Post-Dorsey, a parade of Brock Berlin, Kyle Wright, Robert Marve, Jacory Harris, Stephen Morris, Brad Kaaya and Rosier all have had a big chance to steer UM back to elite, and all have been various shades of pretty good to something’s missing. A couple have been prolific statistically — Kaaya set a program record for career passing yards — but they all fallen short of being the answer.
It was Kaaya, despite all those bountiful stats, who was encouraged by then-new coach Richt to leave early for the NFL. Richt wanted a dual-threat at QB, which Kaaya was not.
Now it is Rosier whom Richt has decided isn’t good enough. Rosier was that dual-threat guy, but he wilted late last season and never solved his inaccuracy issues.
The lesson in turning to Perry?
Life is too short to not be special at the most important position. Maybe you can get by with that if you are Alabama with first-round draft picks all over the field. But Richt has discovered that, for UM, excellence at quarterback is a shortcut to the elite level Miami strives to get back to.
UM’s defense is really good. It has enough surrounding playmakers on offense. Now we see if Perry can lift the whole thing and lead it forward in a way Rosier could not.
Richt has groomed his Heir to the Air slowly. Smartly.
After sitting out all last season Perry dipped a toe into college ball in Game 2 this season, off the bench against Savannah State in a zero pressure home game Miami would win 77-0.
There was a step up in competition as Perry came off the bench again versus FIU, also at home. Still negligible pressure, though. UM led 31-0 into the fourth quarter before coasting 31-17.

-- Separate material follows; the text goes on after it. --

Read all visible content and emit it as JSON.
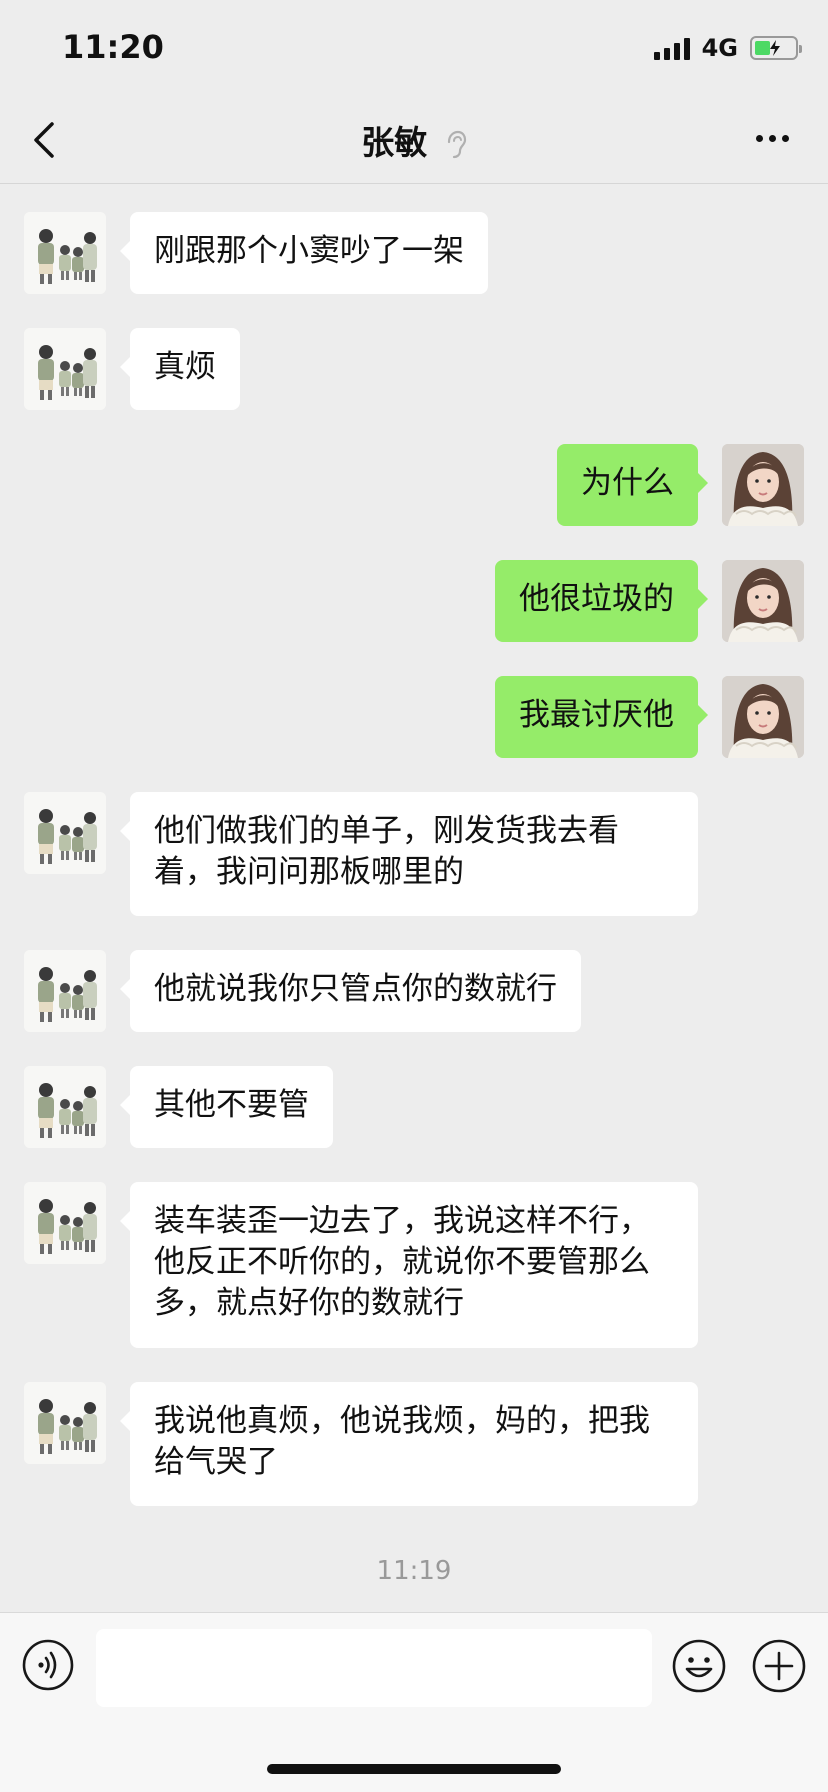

Perry got his first college start last week, again at home, versus North Carolina. Another clear step up in caliber of foe. It was Miami’s ACC. Still low-pressure for Perry, though — by design. The Tar Heels are down. Perry threw only 12 passes as UM won 47-10.
Saturday, then, is Perry’s biggest challenge, maybe his first real test.
Yes, the Seminoles are only 3-2. Yes, Miami is 4-1, 17th ranked and a 13-point favorite. But forget that. Perry — who is 34 for 51 for 442 yards and seven touchdowns but also three interceptions — will be on his most intense proving ground yet. FSU has playmakers of a level Perry has not yet faced. The rivalry factor torques the intensity further. Perry also inherits a run of six consecutive UM home losses to FSU. Kid QB was in first grade when the Canes last beat the Noles in MIami, in 2004.
All that is known for sure about Perry so far is that Richt hopes he’s the answer and Canes fans fervently do, too.
The finding out accelerates on Saturday.